Since the 1980s, Apple has invented four new computing platforms - the Mac, the iPod, the iPhone, and the iPad - that have been revolutionary. But in each of the intervening periods between new platforms, Apple looked remarkably similar to the company under Cook. Each year it put out slight, useful updates to existing products, features that were cheered by customers while roundly jeered by the tech press as yet more unimpressive incrementalism.
The ultimate success of Apple's smartwatch, and its lasting utility to users, won't be known for months or years to come. But its introduction ought to squash the charge that the company - and Cook - can't invent anything new.
At first blush, the devices look to be following in the footsteps of the original iPhone or iPad, which were not brand-new ideas but were just superior versions of what other products already did.
As Cook described it, the smartwatch will perform functions similar to those of the many wrist devices that Apple's competitors, including Samsung, have released over the last few years. At its most basic, the Apple Watch is a quick interface to your phone, allowing you to respond to messages or look up directions at a glance. It also tracks your activity, allowing you to monitor your workouts and daily level of activity.
Still - at least as Apple demonstrated it - what the watch does, it does better than its competitors, with more impressive hardware and a software interface that looks easier to use. The device is stunning to look at, with a variety of faces and watchbands that bear more in common with luxury jewelry than with gadgets. That's far more than can be said of many ungainly watches and fitness bands that many other companies have put out.
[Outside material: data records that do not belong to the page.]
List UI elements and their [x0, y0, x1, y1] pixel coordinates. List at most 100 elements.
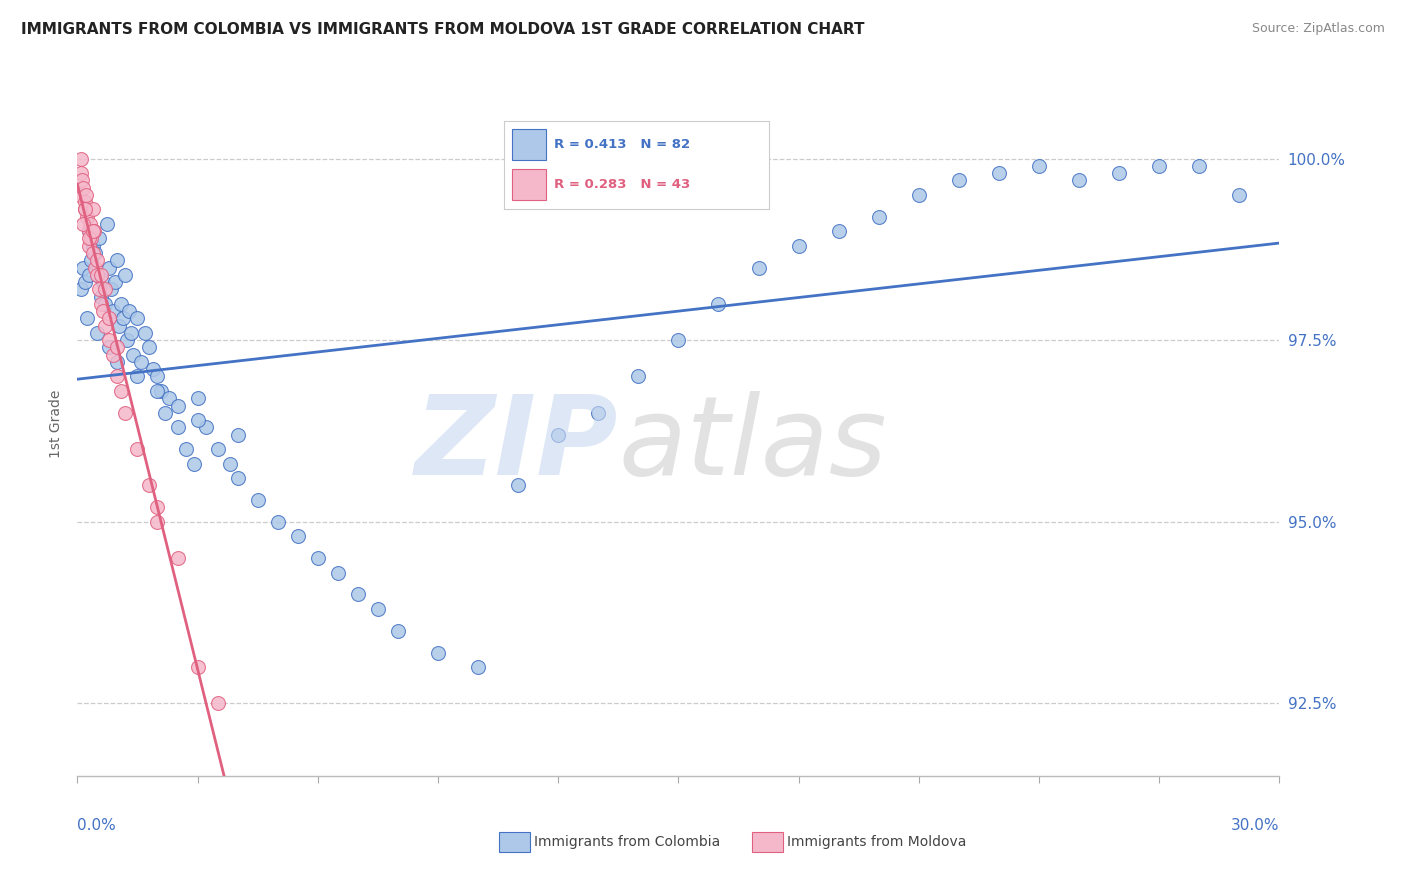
Point: [67, 187, 90, 202]
Point: [868, 210, 890, 224]
Point: [118, 304, 141, 318]
Point: [75, 275, 97, 289]
Point: [138, 340, 160, 354]
Point: [98, 260, 121, 275]
Point: [84, 246, 107, 260]
Point: [127, 311, 149, 326]
Point: [1229, 187, 1251, 202]
Point: [588, 406, 610, 420]
Point: [82, 202, 104, 217]
Text: atlas: atlas: [619, 392, 887, 499]
Point: [707, 297, 730, 311]
Point: [183, 457, 205, 471]
Point: [76, 210, 98, 224]
Point: [427, 646, 450, 660]
Text: IMMIGRANTS FROM COLOMBIA VS IMMIGRANTS FROM MOLDOVA 1ST GRADE CORRELATION CHART: IMMIGRANTS FROM COLOMBIA VS IMMIGRANTS F…: [21, 22, 865, 37]
Point: [287, 529, 309, 543]
Point: [107, 340, 129, 354]
Point: [114, 406, 136, 420]
Point: [70, 152, 93, 166]
Point: [80, 231, 103, 245]
Point: [467, 660, 489, 674]
Point: [142, 362, 165, 376]
Point: [96, 217, 118, 231]
Text: Source: ZipAtlas.com: Source: ZipAtlas.com: [1251, 22, 1385, 36]
Point: [146, 369, 169, 384]
Point: [150, 384, 173, 398]
Point: [166, 399, 188, 413]
Point: [104, 275, 127, 289]
Point: [75, 202, 97, 217]
Point: [103, 304, 125, 318]
Point: [82, 246, 104, 260]
Point: [72, 180, 94, 194]
Point: [948, 173, 970, 187]
Point: [166, 420, 188, 434]
Point: [387, 624, 409, 638]
Point: [131, 355, 153, 369]
Point: [79, 217, 101, 231]
Point: [988, 166, 1011, 180]
Point: [787, 238, 810, 252]
Point: [246, 493, 269, 508]
Point: [138, 478, 160, 492]
Point: [72, 217, 94, 231]
Point: [110, 297, 132, 311]
Point: [107, 355, 129, 369]
Point: [94, 297, 117, 311]
Point: [79, 268, 101, 282]
Point: [194, 420, 217, 434]
Point: [94, 282, 117, 296]
Point: [127, 442, 149, 457]
Point: [98, 340, 121, 354]
Point: [107, 369, 129, 384]
Point: [155, 406, 177, 420]
Point: [146, 515, 169, 529]
Point: [1028, 159, 1050, 173]
Point: [186, 660, 209, 674]
Point: [267, 515, 290, 529]
Point: [98, 333, 121, 347]
Point: [146, 384, 169, 398]
Point: [82, 238, 104, 252]
Point: [89, 231, 111, 245]
Point: [218, 457, 240, 471]
Point: [226, 471, 249, 485]
Point: [76, 311, 98, 326]
Text: Immigrants from Moldova: Immigrants from Moldova: [787, 835, 967, 849]
Point: [1188, 159, 1211, 173]
Point: [748, 260, 770, 275]
Point: [82, 224, 104, 238]
Point: [86, 253, 108, 268]
Point: [77, 224, 100, 238]
Point: [226, 427, 249, 442]
Point: [75, 187, 97, 202]
Point: [73, 195, 96, 210]
Text: 30.0%: 30.0%: [1232, 818, 1279, 833]
Point: [79, 238, 101, 252]
Point: [1149, 159, 1171, 173]
Point: [127, 369, 149, 384]
Point: [122, 348, 145, 362]
Point: [93, 275, 115, 289]
Point: [70, 173, 93, 187]
Point: [326, 566, 349, 580]
Point: [107, 253, 129, 268]
Point: [114, 268, 136, 282]
Point: [207, 697, 229, 711]
Point: [93, 304, 115, 318]
Point: [110, 384, 132, 398]
Point: [90, 289, 112, 303]
Point: [79, 231, 101, 245]
Y-axis label: 1st Grade: 1st Grade: [49, 390, 63, 458]
Point: [84, 260, 107, 275]
Point: [627, 369, 650, 384]
Point: [207, 442, 229, 457]
Point: [69, 166, 91, 180]
Point: [547, 427, 569, 442]
Point: [668, 333, 690, 347]
Point: [90, 297, 112, 311]
Point: [134, 326, 156, 340]
Point: [70, 282, 93, 296]
Point: [98, 311, 121, 326]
Left unstated was any word on battery life, which has been a major shortcoming for other smartwatches. If it needs to be charged daily, or worse, in the middle of a day, users may resist.
Apple's second aim at its media event was to shore up a persistent weakness in its iPhone lineup. While it commands the vast majority of the profits in the smartphone industry, Apple, in the last few years, has been losing some high-end business to rivals with bigger devices, especially its main competitor, Samsung, which has long been the leading purveyor of giant phones.
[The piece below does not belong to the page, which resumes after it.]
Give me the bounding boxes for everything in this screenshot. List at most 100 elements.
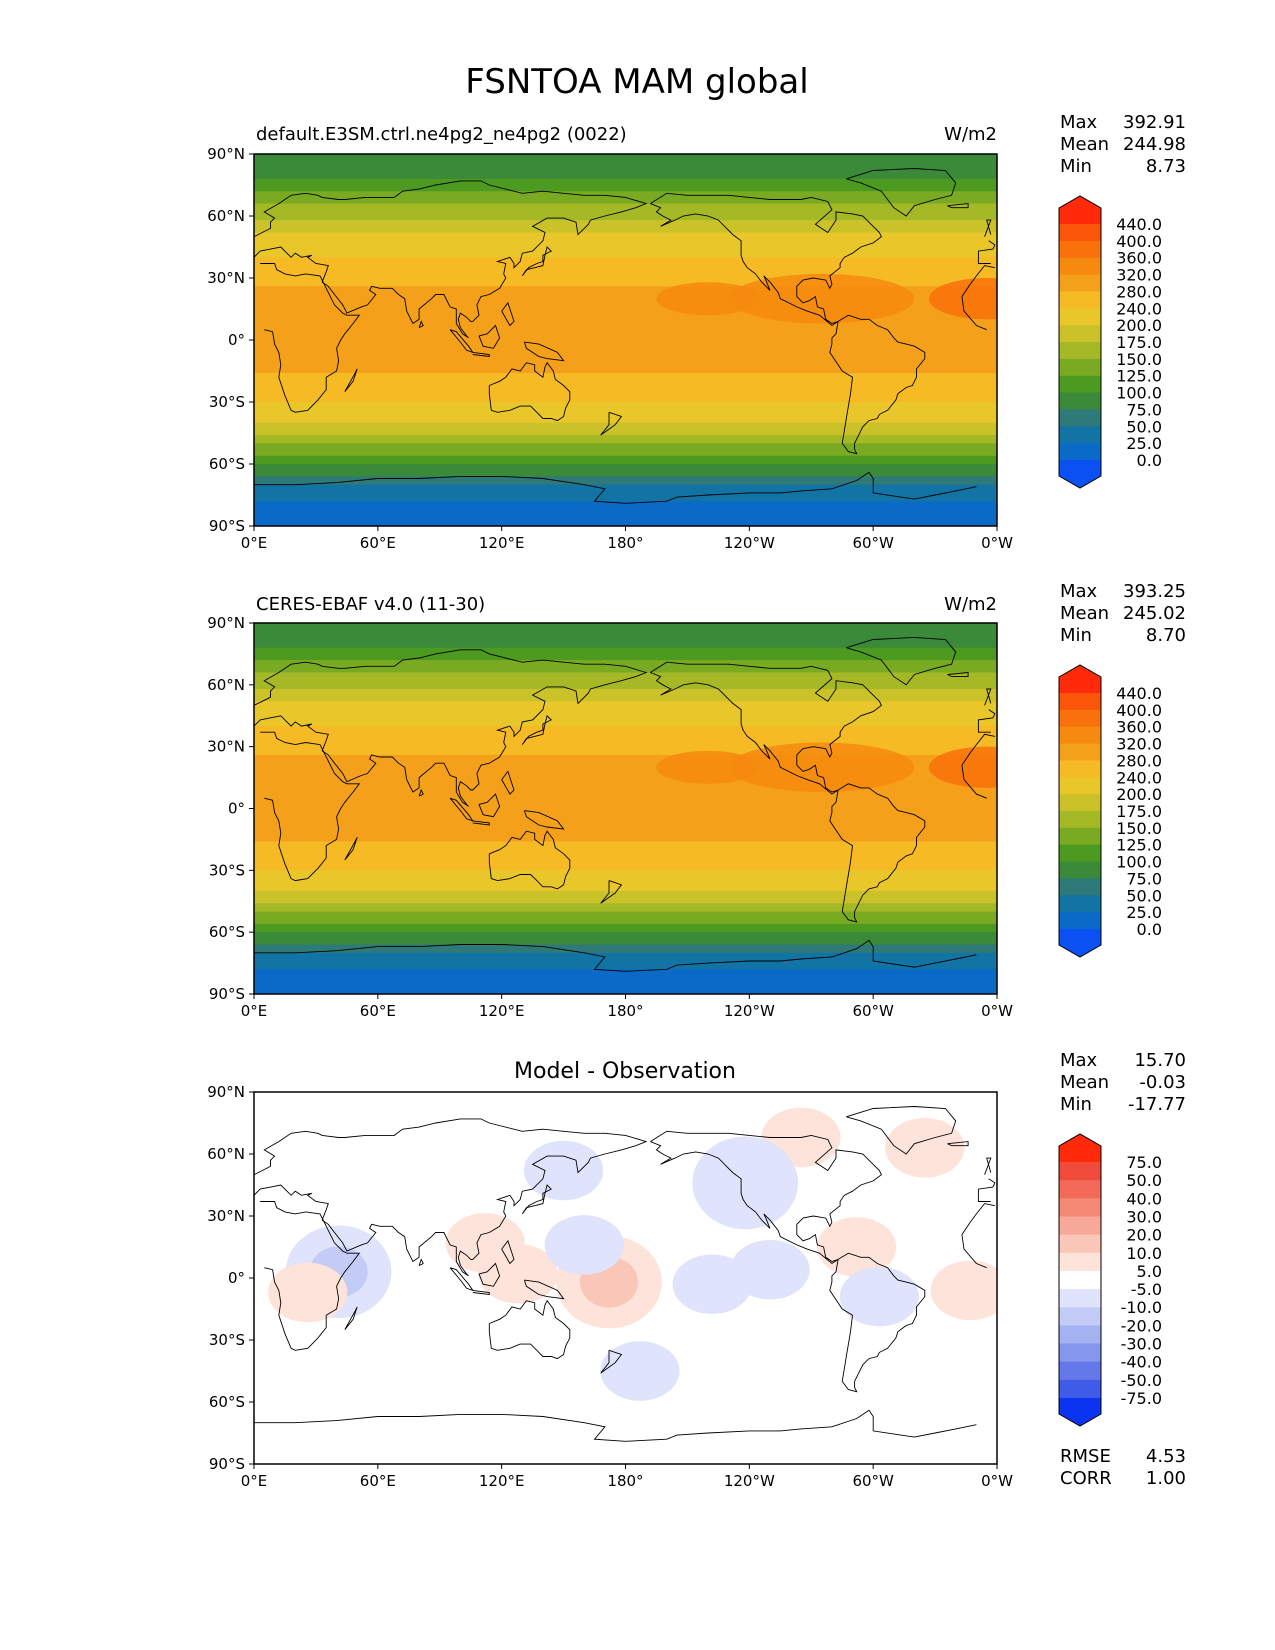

Apple had historically held out against the wave of giant phones. Jobs called them "Hummers," referring to the large sport utility vehicle, and insisted that "you can't get your hand around" large phones.
Now, though humanity has not been granted a new set of monster paws, Apple has relented. Its new phones are both wider and taller than any previous iPhones. The larger 5.5-inch model is positively gigantic, a device on which one would look fairly foolish trying to make a phone call.
(In comparison: iPhone 6 Plus versus iPhone 6 versus iPhone 5s versus iPhone 5c)
You can call this Apple's capitulation to market demand. You can also call it savvy. In one stroke, Apple has undercut one of the main reasons for Samsung's ascendance at the high end of the smartphone market. That's not a bad outcome for a device that was almost an afterthought at its launch event.